Ed è questa la domanda che fa tremare i polsi durante la visione perché all’inizio Steve è una specie di eroe, un segreto da custodire gelosamente ma anche un ottimo rimedio contro le angherie del più bullo della scuola, uno che ti fa sentire quasi il fratello di Superman per il delirio di onnipotenza che lo caratterizza.
Agli occhi di Marty Steve può tutto e chi si frappone sulla sua strada ha il destino segnato: quello di avere la testa staccata dal corpo e conservata in una borsa per palle da bowling.
Ma proseguendo nel film questa percezione è destinata a cambiare.
Non stupisce più di tanto neanche il finale con il crollo definitivo di quell’istituzione familiare che sembrava essere una pietra angolare praticamente inscalfibile.
Found. è un film che inquieta e pone delle domande a cui è difficilissimo rispondere.
Un horror che segue le dinamiche del thriller psicologico e che si snoda come un dramma familiare.
Perché in fondo quello di Steve è un fottutissimo dramma familiare da cui è impossibile uscire indenni.

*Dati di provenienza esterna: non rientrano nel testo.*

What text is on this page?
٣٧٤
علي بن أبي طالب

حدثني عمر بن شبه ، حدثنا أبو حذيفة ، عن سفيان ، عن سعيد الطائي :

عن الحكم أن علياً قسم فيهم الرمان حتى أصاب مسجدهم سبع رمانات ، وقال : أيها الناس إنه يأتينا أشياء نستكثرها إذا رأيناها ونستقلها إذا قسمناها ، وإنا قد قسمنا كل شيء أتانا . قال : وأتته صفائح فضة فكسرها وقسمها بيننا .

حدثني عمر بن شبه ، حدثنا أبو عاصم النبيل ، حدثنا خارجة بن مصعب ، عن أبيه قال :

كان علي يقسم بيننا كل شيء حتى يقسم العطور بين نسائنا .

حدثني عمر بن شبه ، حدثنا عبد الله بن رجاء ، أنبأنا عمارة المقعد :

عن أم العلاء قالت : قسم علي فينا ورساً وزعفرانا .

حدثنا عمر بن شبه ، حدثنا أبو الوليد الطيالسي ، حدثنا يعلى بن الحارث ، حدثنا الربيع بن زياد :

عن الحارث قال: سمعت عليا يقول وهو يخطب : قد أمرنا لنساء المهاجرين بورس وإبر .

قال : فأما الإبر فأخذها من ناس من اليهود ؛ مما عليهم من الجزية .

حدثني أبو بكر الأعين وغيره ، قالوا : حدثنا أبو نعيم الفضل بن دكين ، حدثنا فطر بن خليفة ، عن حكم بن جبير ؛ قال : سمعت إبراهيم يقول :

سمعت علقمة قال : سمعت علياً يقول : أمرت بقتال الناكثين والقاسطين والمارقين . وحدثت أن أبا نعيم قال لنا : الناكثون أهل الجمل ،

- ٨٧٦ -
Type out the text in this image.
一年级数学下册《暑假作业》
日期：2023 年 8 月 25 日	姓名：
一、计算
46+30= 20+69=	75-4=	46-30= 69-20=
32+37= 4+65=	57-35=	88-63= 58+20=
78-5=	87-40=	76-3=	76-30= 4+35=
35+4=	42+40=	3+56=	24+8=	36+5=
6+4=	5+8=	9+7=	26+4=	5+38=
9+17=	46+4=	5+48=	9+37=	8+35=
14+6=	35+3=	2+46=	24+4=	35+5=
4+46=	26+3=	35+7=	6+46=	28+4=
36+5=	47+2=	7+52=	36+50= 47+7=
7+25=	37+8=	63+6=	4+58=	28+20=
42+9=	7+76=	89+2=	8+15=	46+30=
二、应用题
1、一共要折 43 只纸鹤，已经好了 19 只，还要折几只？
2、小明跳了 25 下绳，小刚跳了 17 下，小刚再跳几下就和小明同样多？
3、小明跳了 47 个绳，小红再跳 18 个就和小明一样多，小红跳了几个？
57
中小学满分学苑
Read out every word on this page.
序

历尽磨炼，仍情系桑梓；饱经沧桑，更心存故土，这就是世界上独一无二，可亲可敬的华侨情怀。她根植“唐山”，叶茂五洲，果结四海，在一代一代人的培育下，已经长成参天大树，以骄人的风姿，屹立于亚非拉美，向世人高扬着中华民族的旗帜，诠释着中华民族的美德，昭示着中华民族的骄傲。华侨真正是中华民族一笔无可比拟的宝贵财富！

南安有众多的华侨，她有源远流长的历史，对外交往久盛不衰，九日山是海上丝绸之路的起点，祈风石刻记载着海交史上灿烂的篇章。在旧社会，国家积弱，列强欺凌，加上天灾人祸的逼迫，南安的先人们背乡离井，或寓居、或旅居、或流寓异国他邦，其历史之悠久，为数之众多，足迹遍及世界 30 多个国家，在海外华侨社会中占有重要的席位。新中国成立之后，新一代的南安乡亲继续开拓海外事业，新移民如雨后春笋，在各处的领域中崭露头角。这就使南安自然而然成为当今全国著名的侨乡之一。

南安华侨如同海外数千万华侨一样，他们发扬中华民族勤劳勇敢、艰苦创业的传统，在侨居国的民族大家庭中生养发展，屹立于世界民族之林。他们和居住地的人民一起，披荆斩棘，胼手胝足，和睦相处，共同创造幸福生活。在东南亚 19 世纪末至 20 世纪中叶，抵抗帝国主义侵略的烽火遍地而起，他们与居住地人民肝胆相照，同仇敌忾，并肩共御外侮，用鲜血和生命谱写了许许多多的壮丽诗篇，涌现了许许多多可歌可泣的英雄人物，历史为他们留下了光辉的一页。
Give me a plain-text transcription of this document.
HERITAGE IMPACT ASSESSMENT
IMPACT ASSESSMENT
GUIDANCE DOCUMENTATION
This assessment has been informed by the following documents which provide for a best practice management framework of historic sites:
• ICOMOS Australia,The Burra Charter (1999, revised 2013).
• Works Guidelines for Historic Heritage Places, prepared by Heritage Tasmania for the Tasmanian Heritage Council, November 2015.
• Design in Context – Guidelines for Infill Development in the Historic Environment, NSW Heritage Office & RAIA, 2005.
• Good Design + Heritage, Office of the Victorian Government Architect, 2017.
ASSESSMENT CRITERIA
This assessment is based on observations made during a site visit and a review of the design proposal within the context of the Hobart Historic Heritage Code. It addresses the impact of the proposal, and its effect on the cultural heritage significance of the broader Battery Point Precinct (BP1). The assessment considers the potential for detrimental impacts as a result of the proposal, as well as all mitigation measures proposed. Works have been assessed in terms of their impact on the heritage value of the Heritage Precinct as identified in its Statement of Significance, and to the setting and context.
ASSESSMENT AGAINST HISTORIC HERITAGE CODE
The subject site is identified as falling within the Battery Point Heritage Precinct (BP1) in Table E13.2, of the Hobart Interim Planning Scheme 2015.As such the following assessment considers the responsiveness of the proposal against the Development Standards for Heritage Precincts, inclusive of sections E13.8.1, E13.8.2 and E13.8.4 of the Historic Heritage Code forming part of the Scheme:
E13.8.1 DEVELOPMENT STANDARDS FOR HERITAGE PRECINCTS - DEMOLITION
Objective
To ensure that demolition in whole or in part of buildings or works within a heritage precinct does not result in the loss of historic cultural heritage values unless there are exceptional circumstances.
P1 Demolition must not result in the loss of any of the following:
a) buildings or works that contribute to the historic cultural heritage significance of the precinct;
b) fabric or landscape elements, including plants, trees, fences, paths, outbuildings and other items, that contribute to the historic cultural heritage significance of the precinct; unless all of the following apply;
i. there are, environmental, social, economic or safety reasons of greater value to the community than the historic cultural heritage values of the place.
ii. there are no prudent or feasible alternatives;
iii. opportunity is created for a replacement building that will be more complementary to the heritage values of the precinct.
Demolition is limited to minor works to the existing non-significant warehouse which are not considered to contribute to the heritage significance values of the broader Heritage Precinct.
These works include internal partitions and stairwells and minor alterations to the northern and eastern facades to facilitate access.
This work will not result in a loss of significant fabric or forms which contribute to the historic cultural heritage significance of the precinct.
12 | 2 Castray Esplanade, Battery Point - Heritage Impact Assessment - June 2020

PERCHE’ SI : ambientazione estremamente credibile, ottima recitazione dei protagonisti, film che inquieta e pone domande a cui è molto difficile rispondere.
PERCHE’ NO : ritmo lento che però descrive alla perfezione la vita rarefatta di provincia, si vede che è un film girato in totale economia ma assolutamente non è sciatto o non curato formalmente, finale che scatenerà l’indignazione di qualcuno.
LA SEQUENZA : Marty trova la testa del bullo della scuola in una borsa per palle da bowling in camera del fratello.
DA QUESTO FILM HO CAPITO CHE :
Era da Cronenberg e dal suo Inseparabili che non vedevo trattato in maniera così intensa e brillante il tema dell’amore fraterno.
La provincia americana è sempre gravida di mostri.
Il cinema indipendente a stelle e strisce è una fucina di talenti.
Che cosa avrei fatto io avendo un fratello serial killer?